- Starring: Water police and Fisheries officers
- Narrated by: Dorji Swallow
- Country of origin: Australia
- Original language: English
- No. of seasons: 1
- No. of episodes: 10

Production
- Producer: Greenstone TV
- Running time: Approx 30 minutes (including commercials)

Original release
- Network: Seven Network
- Release: 30 January 2014 – 4 January 2015

Related
- New Zealand's Coastwatch

= Coastwatch Oz =

Coastwatch Oz is an Australian factual television series screened on the Seven Network That Premiered on 30 January 2014.

== About the show ==
The show follows the work of officers of Water police from the New South Wales Marine Area Command Police, Fisheries Officers from the New South Wales Department of Primary Industries who are committed to protecting seas and waterways.

The show depicts the police involved in Boat police chases, attending major Water accidents, confronting out-of-control drunk and People on drugs as well as issuing penalty notices to Boat drivers. Each episode follows the progress of a select few incidents involving various Water Police and Fisheries officers, from the first encounter by the officers through to the officers leaving the scene, with the exception that occasionally the officers will escort a driver back to a police station for the purpose of a breath or blood sample. Fines, court convictions and demerit points issued in relation to each incident are shown in a voiced-over addendum at the end.

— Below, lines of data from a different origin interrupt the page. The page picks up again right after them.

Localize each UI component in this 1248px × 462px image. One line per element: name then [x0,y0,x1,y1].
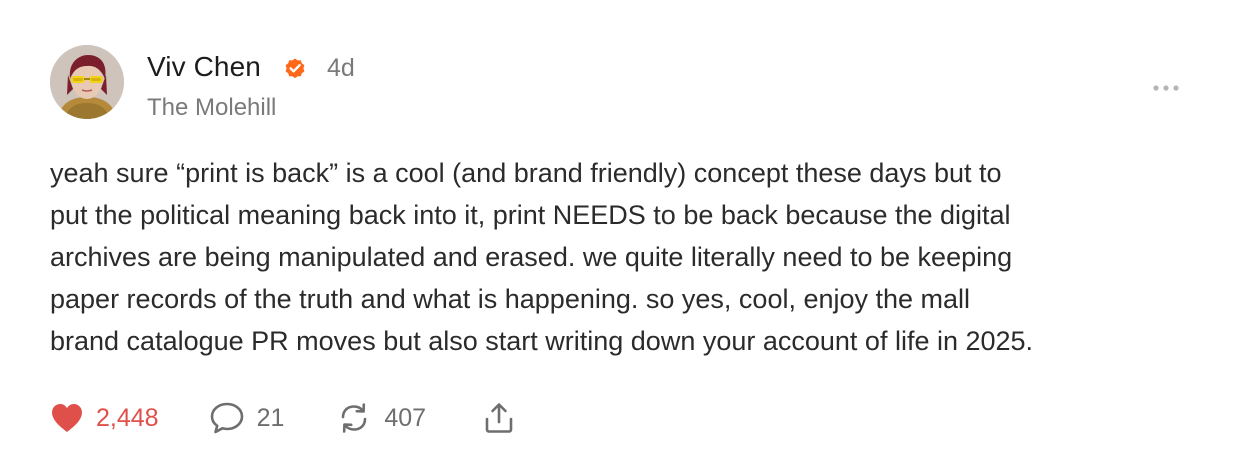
author-name[interactable]: Viv Chen [147,50,261,84]
post-timestamp[interactable]: 4d [327,53,355,83]
restack-icon [342,403,367,433]
like-count: 2,448 [96,404,159,432]
heart-icon [52,404,82,432]
restack-button[interactable]: 407 [336,401,426,435]
like-button[interactable]: 2,448 [50,402,159,434]
post-actions-bar: 2,448 21 407 [50,399,516,437]
publication-name[interactable]: The Molehill [147,93,276,123]
post-card: Viv Chen 4d The Molehill yeah sure “prin… [0,0,1248,462]
verified-badge-icon [285,58,305,79]
restack-count: 407 [384,404,427,432]
more-dots-icon[interactable] [1150,76,1182,100]
share-button[interactable] [482,401,516,435]
avatar-image [50,45,124,119]
share-icon [485,403,513,433]
comment-bubble-icon [210,402,243,434]
comment-count: 21 [256,404,285,432]
post-body-text: yeah sure “print is back” is a cool (and… [50,158,1034,356]
avatar[interactable] [50,45,124,119]
comment-button[interactable]: 21 [209,401,285,435]
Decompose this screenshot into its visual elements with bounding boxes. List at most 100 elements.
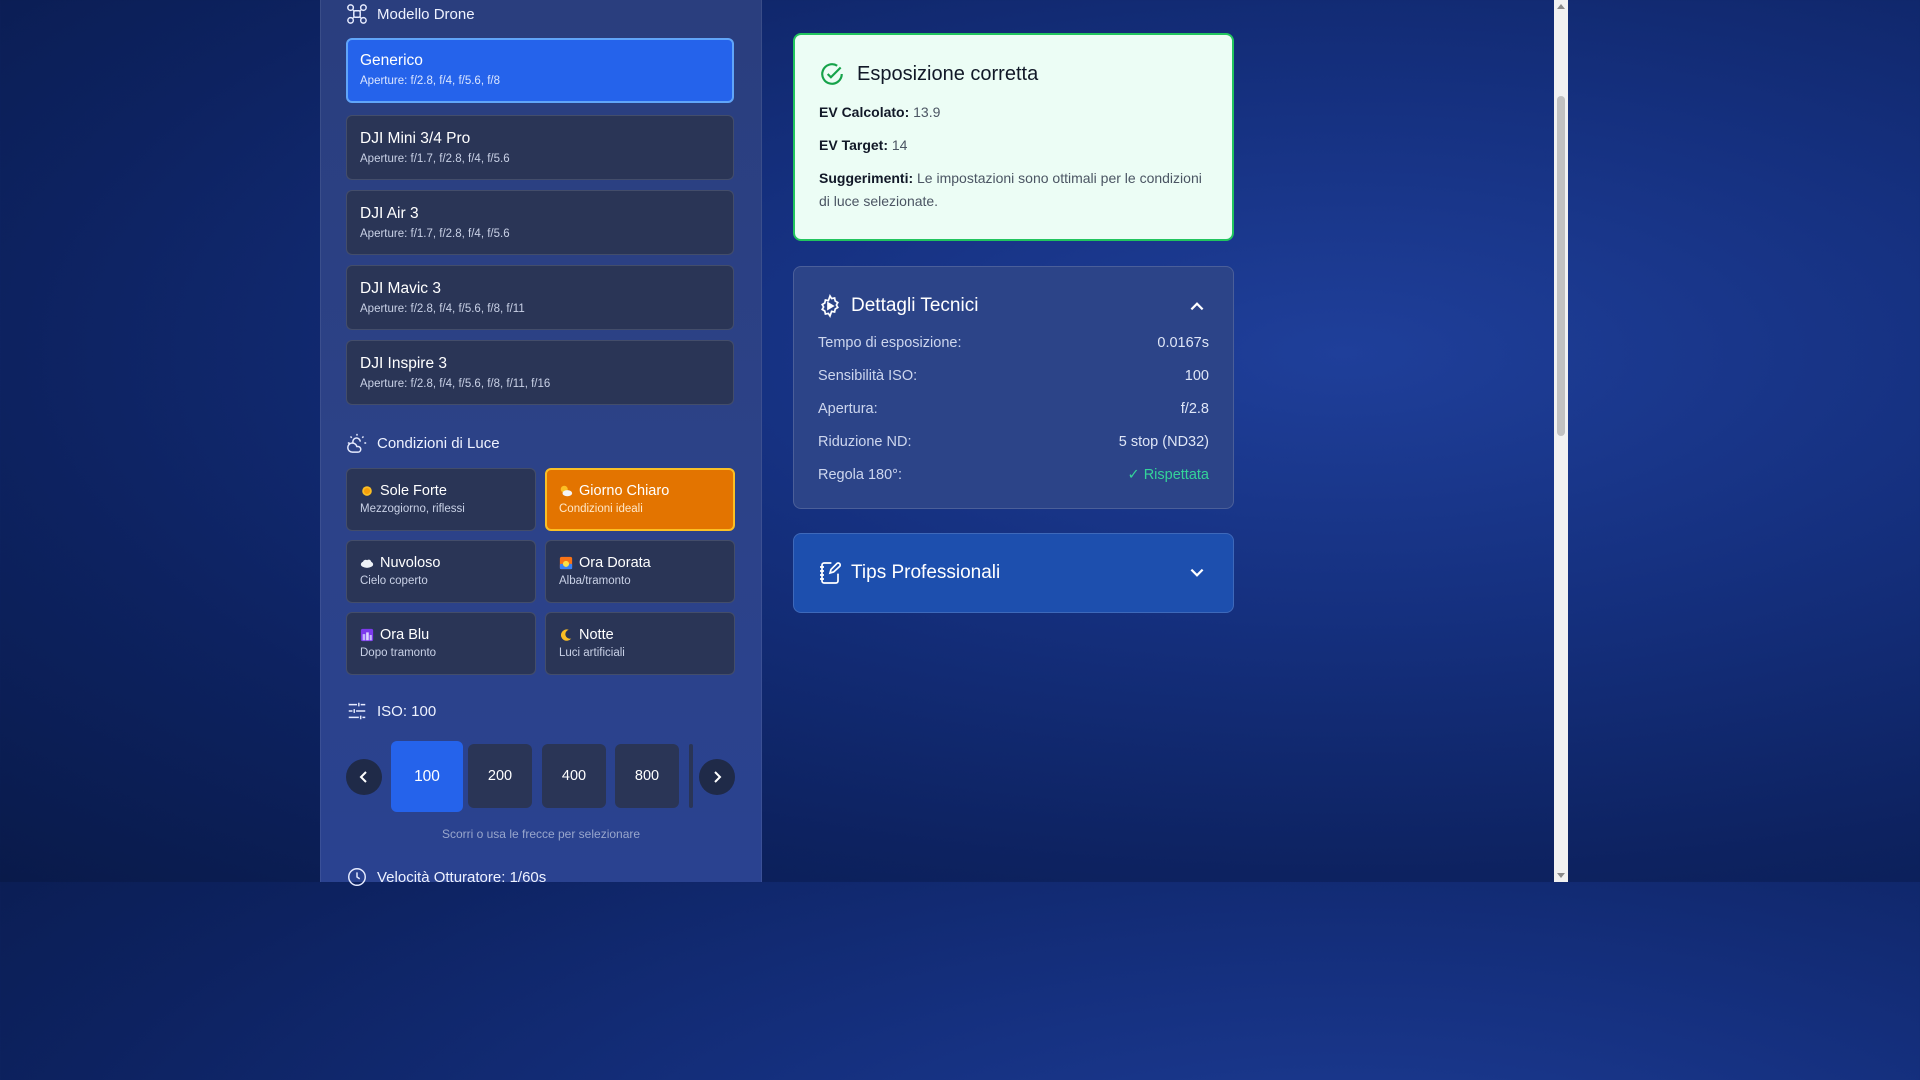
light-option-desc: Condizioni ideali: [559, 503, 643, 515]
drone-option-dji-mavic[interactable]: DJI Mavic 3 Aperture: f/2.8, f/4, f/5.6,…: [346, 265, 734, 330]
drone-option-dji-air[interactable]: DJI Air 3 Aperture: f/1.7, f/2.8, f/4, f…: [346, 190, 734, 255]
sun-cloud-icon: [347, 433, 367, 453]
iso-hint: Scorri o usa le frecce per selezionare: [441, 827, 641, 841]
light-option-name: Ora Dorata: [579, 555, 651, 571]
light-option-desc: Luci artificiali: [559, 647, 625, 659]
iso-option-800[interactable]: 800: [615, 744, 679, 808]
detail-label: Apertura:: [818, 401, 878, 417]
shutter-title: Velocità Otturatore: 1/60s: [377, 868, 547, 886]
drone-option-dji-inspire[interactable]: DJI Inspire 3 Aperture: f/2.8, f/4, f/5.…: [346, 340, 734, 405]
detail-row-iso: Sensibilità ISO: 100: [818, 368, 1209, 384]
exposure-title: Esposizione corretta: [857, 62, 1039, 85]
chevron-down-icon[interactable]: [1188, 564, 1206, 582]
light-section-header: Condizioni di Luce: [346, 432, 500, 454]
page-scrollbar[interactable]: [1554, 0, 1568, 882]
technical-details-title: Dettagli Tecnici: [851, 295, 979, 316]
light-option-sole-forte[interactable]: Sole Forte Mezzogiorno, riflessi: [346, 468, 536, 531]
iso-option-100[interactable]: 100: [391, 741, 463, 812]
light-option-desc: Mezzogiorno, riflessi: [360, 503, 465, 515]
drone-apertures: Aperture: f/1.7, f/2.8, f/4, f/5.6: [360, 228, 510, 240]
cloud-icon: [360, 559, 374, 568]
exposure-title-row: Esposizione corretta: [819, 61, 1208, 87]
scroll-down-arrow[interactable]: [1557, 873, 1565, 878]
detail-label: Sensibilità ISO:: [818, 368, 918, 384]
detail-value: f/2.8: [1180, 401, 1209, 417]
check-circle-icon: [821, 63, 843, 85]
exposure-result-card: Esposizione corretta EV Calcolato: 13.9 …: [793, 33, 1234, 241]
detail-value: 100: [1184, 368, 1209, 384]
detail-label: Riduzione ND:: [818, 434, 912, 450]
iso-prev-button[interactable]: [346, 759, 382, 795]
clock-icon: [348, 868, 366, 886]
drone-section-title: Modello Drone: [377, 5, 475, 23]
chevron-up-icon[interactable]: [1188, 297, 1206, 315]
light-option-name: Giorno Chiaro: [579, 483, 670, 499]
scroll-up-arrow[interactable]: [1557, 4, 1565, 9]
drone-name: DJI Mavic 3: [360, 280, 441, 297]
technical-details-header[interactable]: Dettagli Tecnici: [818, 294, 978, 318]
iso-option-partial: [689, 744, 693, 808]
drone-apertures: Aperture: f/2.8, f/4, f/5.6, f/8, f/11, …: [360, 378, 551, 390]
ev-target-value: 14: [891, 137, 908, 153]
sun-icon: [362, 486, 372, 496]
detail-label: Regola 180°:: [818, 467, 902, 483]
detail-row-180-rule: Regola 180°: ✓ Rispettata: [818, 467, 1209, 483]
detail-row-nd: Riduzione ND: 5 stop (ND32): [818, 434, 1209, 450]
sunset-icon: [559, 556, 573, 570]
scrollbar-thumb[interactable]: [1557, 96, 1565, 436]
drone-name: DJI Inspire 3: [360, 355, 448, 372]
drone-apertures: Aperture: f/1.7, f/2.8, f/4, f/5.6: [360, 153, 510, 165]
ev-target-row: EV Target: 14: [819, 134, 1208, 157]
ev-calc-row: EV Calcolato: 13.9: [819, 101, 1208, 124]
ev-target-label: EV Target:: [819, 137, 888, 153]
iso-title: ISO: 100: [377, 702, 437, 720]
ev-calc-value: 13.9: [913, 104, 941, 120]
settings-panel: Modello Drone Generico Aperture: f/2.8, …: [320, 0, 762, 886]
pro-tips-title: Tips Professionali: [851, 562, 1001, 583]
light-option-name: Nuvoloso: [380, 555, 441, 571]
technical-details-card: Dettagli Tecnici Tempo di esposizione: 0…: [793, 266, 1234, 509]
pro-tips-header: Tips Professionali: [818, 561, 1000, 585]
drone-name: DJI Air 3: [360, 205, 419, 222]
light-option-giorno-chiaro[interactable]: Giorno Chiaro Condizioni ideali: [545, 468, 735, 531]
light-option-desc: Alba/tramonto: [559, 575, 631, 587]
drone-apertures: Aperture: f/2.8, f/4, f/5.6, f/8, f/11: [360, 303, 525, 315]
pro-tips-card[interactable]: Tips Professionali: [793, 533, 1234, 613]
light-option-name: Ora Blu: [380, 627, 430, 643]
sliders-icon: [348, 702, 366, 720]
light-option-desc: Dopo tramonto: [360, 647, 437, 659]
drone-option-generico[interactable]: Generico Aperture: f/2.8, f/4, f/5.6, f/…: [346, 38, 734, 103]
light-option-ora-blu[interactable]: Ora Blu Dopo tramonto: [346, 612, 536, 675]
shutter-section-header: Velocità Otturatore: 1/60s: [346, 866, 546, 888]
suggestions-label: Suggerimenti:: [819, 170, 914, 186]
iso-option-200[interactable]: 200: [468, 744, 532, 808]
light-option-ora-dorata[interactable]: Ora Dorata Alba/tramonto: [545, 540, 735, 603]
drone-name: Generico: [360, 52, 423, 69]
detail-value-ok: ✓ Rispettata: [1127, 467, 1209, 483]
gear-icon: [821, 294, 839, 318]
chevron-left-icon: [359, 771, 367, 783]
light-option-name: Sole Forte: [380, 483, 447, 499]
light-section-title: Condizioni di Luce: [377, 434, 500, 452]
light-option-desc: Cielo coperto: [360, 575, 428, 587]
detail-value: 5 stop (ND32): [1118, 434, 1209, 450]
notebook-pen-icon: [820, 562, 842, 584]
iso-option-400[interactable]: 400: [542, 744, 606, 808]
iso-section-header: ISO: 100: [346, 700, 436, 722]
detail-label: Tempo di esposizione:: [818, 335, 962, 351]
light-option-name: Notte: [579, 627, 614, 643]
sun-cloud-icon: [560, 485, 573, 497]
suggestions-row: Suggerimenti: Le impostazioni sono ottim…: [819, 167, 1208, 213]
light-option-nuvoloso[interactable]: Nuvoloso Cielo coperto: [346, 540, 536, 603]
drone-name: DJI Mini 3/4 Pro: [360, 130, 471, 147]
drone-option-dji-mini[interactable]: DJI Mini 3/4 Pro Aperture: f/1.7, f/2.8,…: [346, 115, 734, 180]
detail-row-exposure-time: Tempo di esposizione: 0.0167s: [818, 335, 1209, 351]
detail-value: 0.0167s: [1157, 335, 1209, 351]
drone-section-header: Modello Drone: [346, 3, 475, 25]
chevron-right-icon: [714, 771, 722, 783]
detail-row-aperture: Apertura: f/2.8: [818, 401, 1209, 417]
iso-next-button[interactable]: [699, 759, 735, 795]
drone-icon: [347, 4, 367, 24]
ev-calc-label: EV Calcolato:: [819, 104, 910, 120]
light-option-notte[interactable]: Notte Luci artificiali: [545, 612, 735, 675]
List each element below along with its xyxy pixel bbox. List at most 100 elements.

As of 9 January 2015, Greenstone TV have no plans to make a 2nd Season. Greenstone TV stated on 9 January 2015, that the series will not be sold on DVD to the Public.

== Episodes ==

| No. | Title | Original release date | AUS viewers (thousands) ^{[citation needed]} |
| 1 | "Irate Fisherman" | 30 January 2014 | 801,000 |
A man in a crippled yacht fears for his life as he drifts hundreds of kilometers out to sea in terrible weather conditions. Meanwhile, Senior Fisheries are involved in an explosive confrontation at The Entrance and drunken shenanigans on Sydney Harbour turn nasty.
| 2 | "Esky Rescue" | 6 February 2014 | 685,000 |
Poachers claim it's their right to steal as an abalone bust in Batemans Bay which threatens to turn violent. Out at sea, a boat with two men and two boys on board sinks in less than a minute and water police rush to find them.
| 3 | "100kg Bust" | 18 June 2014 | 554,000 |
Fisheries go on surveillance to stop a skipper operating a black market scam.
| 4 | "Caught With Ketamine" | 18 June 2014 | 554,000 |
Aboard a party boat in Sydney Harbour, officers and drug dogs are kept very busy.
| 5 | "Crab Catcher" | 30 November 2014 | 647,000 |
Fisheries mount a major high-tech undercover campaign to catch thieves pillaging the nets of commercial crab fishermen. Then there's the flashing drunk on Manly Beach – he's drunk and his language is terrible.
| 6 | "Paul's Haul" | 7 December 2014 | 574,000 |
When a young man is shot in the stomach in Sydney, the dive team is called in to help locate the weapon in a nearby river. Meanwhile other officers are dispatched to the outskirts of Sydney Harbour when reports come in of a liferaft threatening to wash onto the rocks. Then a random trawler inspection hits the big time when Fisheries find a skipper who's breaking multiple laws.
| 7 | "Dive Homicide" | 14 December 2014 | 558,000 |
when a large package weighed down with chains washes up on shore, everything points to a mafia-style execution. What police find inside is horrifying.
| 8 | "Jet Ski Anger" | 21 December 2014 | 677,000 |
A man enrages swimmers and boaties when he races a jetski past them at high speed. And when police catch up with him, he angrily denies everything.
| 9 | "Keith The Thief" | 28 December 2014 | 742,000 |
after weeks of surveillance, Fisheries and Police knock on the door of an Illawarra home with a warrant for search and seizure. Not only do they discover evidence of an illegal syndicate, but they also find a massive stash of cash!
| 10 | "Abalone And Cash" | 4 January 2015 | 779,000 |
After weeks of surveillance, Fisheries and Police search a home where the occupant is involved in the black market abalone trade and find more than they expect. Fisheries and police team up for an offshore operation, of a suspiciously hostile boat. Another fisherman is trying to sell his illegal catch through a legal forum – the Sydney Fish Market. And a repeat drink driver is caught behind the wheel of a boat.